A Weighted Cellular Automata for Flood Modelling
Abstract
This study introduces a novel flood simulation framework, termed WeightedCA, which extends the CA2D model by incorporating weight-based transition rules for simulating flooding over surface terrains. The model is quasi-physical, leveraging simple shallow-water equations and a weighting system to expedite simulation processes. Through the application of this model to the Kerala state in India, known for its heavy monsoon rainfall and predominantly sea-level terrain, we demonstrate the model's capability in accurately predicting flood patterns. The WeightedCA model utilizes a Digital Elevation Model (DEM) as input and processes it through five distinct layers, including ground level, water columns, slope field, flow directions, and previous intercellular volume, to simulate water flow and accumulation dynamically.
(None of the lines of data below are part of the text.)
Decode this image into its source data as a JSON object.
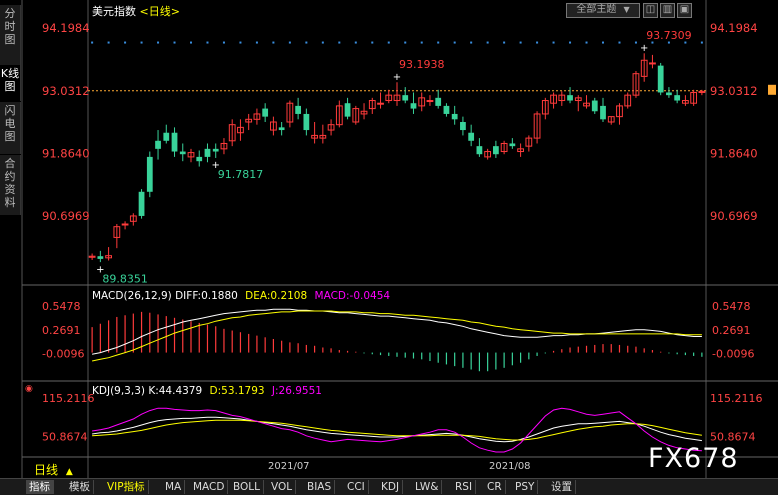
{
  "sidebar": [
    {
      "label": "分时图",
      "active": false
    },
    {
      "label": "K线图",
      "active": true
    },
    {
      "label": "闪电图",
      "active": false
    },
    {
      "label": "合约资料",
      "active": false
    }
  ],
  "toolbar": {
    "theme_select": "全部主题",
    "theme_arrow": "▼",
    "btn1": "◫",
    "btn2": "▥",
    "btn3": "▣"
  },
  "header": {
    "title": "美元指数",
    "period": "<日线>"
  },
  "main_axis": {
    "ticks": [
      "94.1984",
      "93.0312",
      "91.8640",
      "90.6969"
    ],
    "current": "93.0312"
  },
  "annotations": {
    "high1": "93.1938",
    "high2": "93.7309",
    "low1": "89.8351",
    "low2": "91.7817"
  },
  "macd": {
    "label": "MACD(26,12,9)",
    "diff": "DIFF:0.1880",
    "dea": "DEA:0.2108",
    "macd": "MACD:-0.0454",
    "ticks": [
      "0.5478",
      "0.2691",
      "-0.0096"
    ]
  },
  "kdj": {
    "label": "KDJ(9,3,3)",
    "k": "K:44.4379",
    "d": "D:53.1793",
    "j": "J:26.9551",
    "ticks": [
      "115.2116",
      "50.8674"
    ]
  },
  "dates": {
    "d1": "2021/07",
    "d2": "2021/08"
  },
  "period_label": "日线",
  "period_arrow": "▲",
  "watermark": "FX678",
  "bottom_tabs": [
    "指标",
    "模板",
    "VIP指标",
    "MA",
    "MACD",
    "BOLL",
    "VOL",
    "BIAS",
    "CCI",
    "KDJ",
    "LW&",
    "RSI",
    "CR",
    "PSY",
    "设置"
  ],
  "colors": {
    "up": "#ff3b3b",
    "down": "#39d39a",
    "yellow": "#ffff00",
    "magenta": "#ff00ff",
    "white": "#ffffff",
    "axis": "#ff4444",
    "dots": "#3a8fe0"
  },
  "chart_data": {
    "type": "candlestick",
    "price_ohlc": [
      [
        89.93,
        90.0,
        89.88,
        89.95
      ],
      [
        89.95,
        90.05,
        89.84,
        89.9
      ],
      [
        89.92,
        90.12,
        89.87,
        89.96
      ],
      [
        90.3,
        90.55,
        90.1,
        90.5
      ],
      [
        90.55,
        90.6,
        90.45,
        90.55
      ],
      [
        90.6,
        90.75,
        90.52,
        90.7
      ],
      [
        91.15,
        91.2,
        90.65,
        90.7
      ],
      [
        91.8,
        91.9,
        91.05,
        91.15
      ],
      [
        92.1,
        92.3,
        91.75,
        91.95
      ],
      [
        92.25,
        92.4,
        92.05,
        92.1
      ],
      [
        92.25,
        92.35,
        91.8,
        91.9
      ],
      [
        91.9,
        92.05,
        91.72,
        91.85
      ],
      [
        91.8,
        91.95,
        91.7,
        91.88
      ],
      [
        91.8,
        91.92,
        91.62,
        91.72
      ],
      [
        91.95,
        92.05,
        91.7,
        91.8
      ],
      [
        91.95,
        92.05,
        91.78,
        91.9
      ],
      [
        91.95,
        92.15,
        91.85,
        92.05
      ],
      [
        92.1,
        92.5,
        92.0,
        92.4
      ],
      [
        92.25,
        92.5,
        92.1,
        92.35
      ],
      [
        92.45,
        92.6,
        92.3,
        92.5
      ],
      [
        92.5,
        92.7,
        92.4,
        92.6
      ],
      [
        92.7,
        92.8,
        92.45,
        92.55
      ],
      [
        92.3,
        92.55,
        92.2,
        92.45
      ],
      [
        92.35,
        92.45,
        92.2,
        92.3
      ],
      [
        92.45,
        92.85,
        92.35,
        92.8
      ],
      [
        92.75,
        92.9,
        92.5,
        92.6
      ],
      [
        92.6,
        92.7,
        92.2,
        92.3
      ],
      [
        92.15,
        92.45,
        92.05,
        92.2
      ],
      [
        92.15,
        92.4,
        92.05,
        92.2
      ],
      [
        92.3,
        92.5,
        92.2,
        92.4
      ],
      [
        92.4,
        92.85,
        92.35,
        92.75
      ],
      [
        92.8,
        92.9,
        92.5,
        92.55
      ],
      [
        92.45,
        92.75,
        92.4,
        92.7
      ],
      [
        92.6,
        92.8,
        92.5,
        92.65
      ],
      [
        92.7,
        92.9,
        92.6,
        92.85
      ],
      [
        92.8,
        93.0,
        92.7,
        92.8
      ],
      [
        92.85,
        93.05,
        92.8,
        92.95
      ],
      [
        92.85,
        93.19,
        92.75,
        92.95
      ],
      [
        92.95,
        93.1,
        92.8,
        92.85
      ],
      [
        92.8,
        93.0,
        92.6,
        92.7
      ],
      [
        92.75,
        93.0,
        92.65,
        92.9
      ],
      [
        92.85,
        92.95,
        92.75,
        92.85
      ],
      [
        92.9,
        93.05,
        92.7,
        92.75
      ],
      [
        92.75,
        92.8,
        92.55,
        92.6
      ],
      [
        92.6,
        92.75,
        92.4,
        92.5
      ],
      [
        92.45,
        92.55,
        92.2,
        92.3
      ],
      [
        92.25,
        92.4,
        92.0,
        92.1
      ],
      [
        92.0,
        92.15,
        91.8,
        91.85
      ],
      [
        91.8,
        91.95,
        91.75,
        91.9
      ],
      [
        92.0,
        92.1,
        91.78,
        91.85
      ],
      [
        91.9,
        92.1,
        91.85,
        92.05
      ],
      [
        92.05,
        92.15,
        91.95,
        92.0
      ],
      [
        91.9,
        92.05,
        91.8,
        91.95
      ],
      [
        92.0,
        92.2,
        91.9,
        92.15
      ],
      [
        92.15,
        92.65,
        92.05,
        92.6
      ],
      [
        92.6,
        92.9,
        92.5,
        92.85
      ],
      [
        92.8,
        93.0,
        92.7,
        92.95
      ],
      [
        92.85,
        93.02,
        92.75,
        92.95
      ],
      [
        92.95,
        93.1,
        92.8,
        92.85
      ],
      [
        92.85,
        92.95,
        92.65,
        92.9
      ],
      [
        92.75,
        92.95,
        92.7,
        92.8
      ],
      [
        92.85,
        92.9,
        92.6,
        92.65
      ],
      [
        92.75,
        92.9,
        92.45,
        92.5
      ],
      [
        92.45,
        92.55,
        92.4,
        92.55
      ],
      [
        92.55,
        92.8,
        92.4,
        92.75
      ],
      [
        92.75,
        93.0,
        92.7,
        92.95
      ],
      [
        92.95,
        93.4,
        92.9,
        93.35
      ],
      [
        93.3,
        93.73,
        93.2,
        93.6
      ],
      [
        93.55,
        93.7,
        93.45,
        93.55
      ],
      [
        93.5,
        93.55,
        92.95,
        93.0
      ],
      [
        93.0,
        93.1,
        92.9,
        92.95
      ],
      [
        92.95,
        93.05,
        92.8,
        92.85
      ],
      [
        92.8,
        92.95,
        92.75,
        92.85
      ],
      [
        92.8,
        93.05,
        92.75,
        93.0
      ],
      [
        93.0,
        93.05,
        92.95,
        93.02
      ]
    ],
    "macd_hist": [
      0.3,
      0.34,
      0.38,
      0.42,
      0.44,
      0.46,
      0.48,
      0.47,
      0.45,
      0.43,
      0.41,
      0.39,
      0.37,
      0.35,
      0.33,
      0.31,
      0.28,
      0.26,
      0.24,
      0.22,
      0.2,
      0.18,
      0.16,
      0.14,
      0.12,
      0.11,
      0.09,
      0.08,
      0.06,
      0.05,
      0.03,
      0.02,
      0.01,
      -0.01,
      -0.02,
      -0.03,
      -0.04,
      -0.05,
      -0.06,
      -0.07,
      -0.08,
      -0.1,
      -0.12,
      -0.14,
      -0.16,
      -0.18,
      -0.2,
      -0.22,
      -0.22,
      -0.2,
      -0.18,
      -0.15,
      -0.12,
      -0.08,
      -0.04,
      -0.01,
      0.02,
      0.04,
      0.06,
      0.07,
      0.08,
      0.09,
      0.1,
      0.1,
      0.09,
      0.08,
      0.07,
      0.05,
      0.03,
      0.01,
      -0.01,
      -0.02,
      -0.03,
      -0.04,
      -0.05
    ],
    "macd_diff": [
      -0.02,
      0.0,
      0.03,
      0.06,
      0.1,
      0.14,
      0.19,
      0.23,
      0.27,
      0.3,
      0.33,
      0.36,
      0.38,
      0.4,
      0.42,
      0.44,
      0.46,
      0.47,
      0.48,
      0.49,
      0.5,
      0.5,
      0.51,
      0.51,
      0.51,
      0.5,
      0.5,
      0.49,
      0.49,
      0.48,
      0.47,
      0.47,
      0.46,
      0.45,
      0.44,
      0.43,
      0.43,
      0.42,
      0.41,
      0.4,
      0.39,
      0.38,
      0.36,
      0.35,
      0.33,
      0.31,
      0.28,
      0.26,
      0.24,
      0.22,
      0.2,
      0.19,
      0.18,
      0.18,
      0.18,
      0.19,
      0.2,
      0.2,
      0.21,
      0.21,
      0.22,
      0.22,
      0.23,
      0.24,
      0.25,
      0.26,
      0.27,
      0.27,
      0.26,
      0.25,
      0.23,
      0.21,
      0.2,
      0.19,
      0.19
    ],
    "macd_dea": [
      -0.1,
      -0.08,
      -0.06,
      -0.03,
      0.0,
      0.03,
      0.07,
      0.11,
      0.15,
      0.19,
      0.23,
      0.26,
      0.29,
      0.32,
      0.34,
      0.37,
      0.39,
      0.41,
      0.42,
      0.44,
      0.45,
      0.46,
      0.47,
      0.48,
      0.48,
      0.49,
      0.49,
      0.49,
      0.49,
      0.49,
      0.48,
      0.48,
      0.48,
      0.47,
      0.47,
      0.46,
      0.46,
      0.45,
      0.44,
      0.44,
      0.43,
      0.42,
      0.41,
      0.4,
      0.39,
      0.38,
      0.36,
      0.35,
      0.33,
      0.31,
      0.3,
      0.28,
      0.27,
      0.26,
      0.25,
      0.24,
      0.23,
      0.23,
      0.22,
      0.22,
      0.22,
      0.22,
      0.22,
      0.22,
      0.22,
      0.22,
      0.22,
      0.22,
      0.22,
      0.22,
      0.22,
      0.22,
      0.21,
      0.21,
      0.21
    ],
    "kdj_k": [
      55,
      57,
      58,
      60,
      63,
      66,
      70,
      74,
      77,
      79,
      80,
      81,
      81,
      82,
      83,
      83,
      82,
      81,
      80,
      78,
      76,
      74,
      72,
      70,
      68,
      65,
      62,
      60,
      58,
      56,
      55,
      54,
      53,
      52,
      51,
      50,
      50,
      50,
      51,
      52,
      53,
      54,
      55,
      56,
      55,
      53,
      50,
      47,
      45,
      43,
      42,
      43,
      46,
      50,
      55,
      60,
      65,
      68,
      70,
      72,
      72,
      73,
      74,
      75,
      76,
      74,
      72,
      68,
      63,
      58,
      54,
      51,
      48,
      46,
      44
    ],
    "kdj_d": [
      52,
      53,
      54,
      55,
      57,
      59,
      61,
      64,
      67,
      70,
      72,
      74,
      75,
      76,
      77,
      78,
      78,
      78,
      78,
      77,
      76,
      75,
      74,
      73,
      71,
      69,
      67,
      65,
      63,
      61,
      60,
      58,
      57,
      56,
      55,
      54,
      53,
      52,
      52,
      52,
      52,
      52,
      53,
      53,
      53,
      53,
      52,
      51,
      49,
      47,
      46,
      45,
      45,
      46,
      48,
      51,
      54,
      57,
      60,
      63,
      65,
      67,
      68,
      70,
      71,
      72,
      72,
      71,
      69,
      66,
      63,
      60,
      57,
      55,
      53
    ],
    "kdj_j": [
      60,
      62,
      65,
      70,
      75,
      80,
      88,
      94,
      98,
      98,
      96,
      95,
      94,
      94,
      95,
      94,
      90,
      86,
      84,
      80,
      76,
      72,
      68,
      64,
      62,
      58,
      52,
      48,
      45,
      42,
      44,
      46,
      45,
      44,
      43,
      42,
      44,
      46,
      49,
      52,
      55,
      58,
      62,
      62,
      58,
      50,
      40,
      32,
      28,
      25,
      25,
      30,
      40,
      55,
      70,
      85,
      95,
      98,
      96,
      92,
      88,
      86,
      88,
      90,
      92,
      82,
      72,
      60,
      50,
      42,
      36,
      32,
      30,
      28,
      27
    ],
    "xlim": [
      0,
      75
    ]
  }
}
Transition rules are defined to update water heights in each cell, considering the mass conservation principle and flow directions based on the least resistance path. Additionally, the study explores flow accumulation matrices as a heuristic for large-scale water flow predictions, alongside metrics such as total mass, average flow rate, and fraction of cells flooded to evaluate the model's performance. A rainfall model simulating 30 days of Poisson-distributed rainfall patterns further complements the flood simulation. The case study of Kerala, with its complex topography and monsoon climate, provides a challenging yet insightful application for the WeightedCA model, showcasing its potential in flood risk management and planning. The results indicate the model's effectiveness in identifying flood-prone areas and evaluating flood mitigation strategies, albeit with limitations in resolution and predictive precision for large-scale applications. Future work will focus on refining the model through smaller catchment simulations and advanced rainfall models for improved accuracy in flood prediction and management strategies.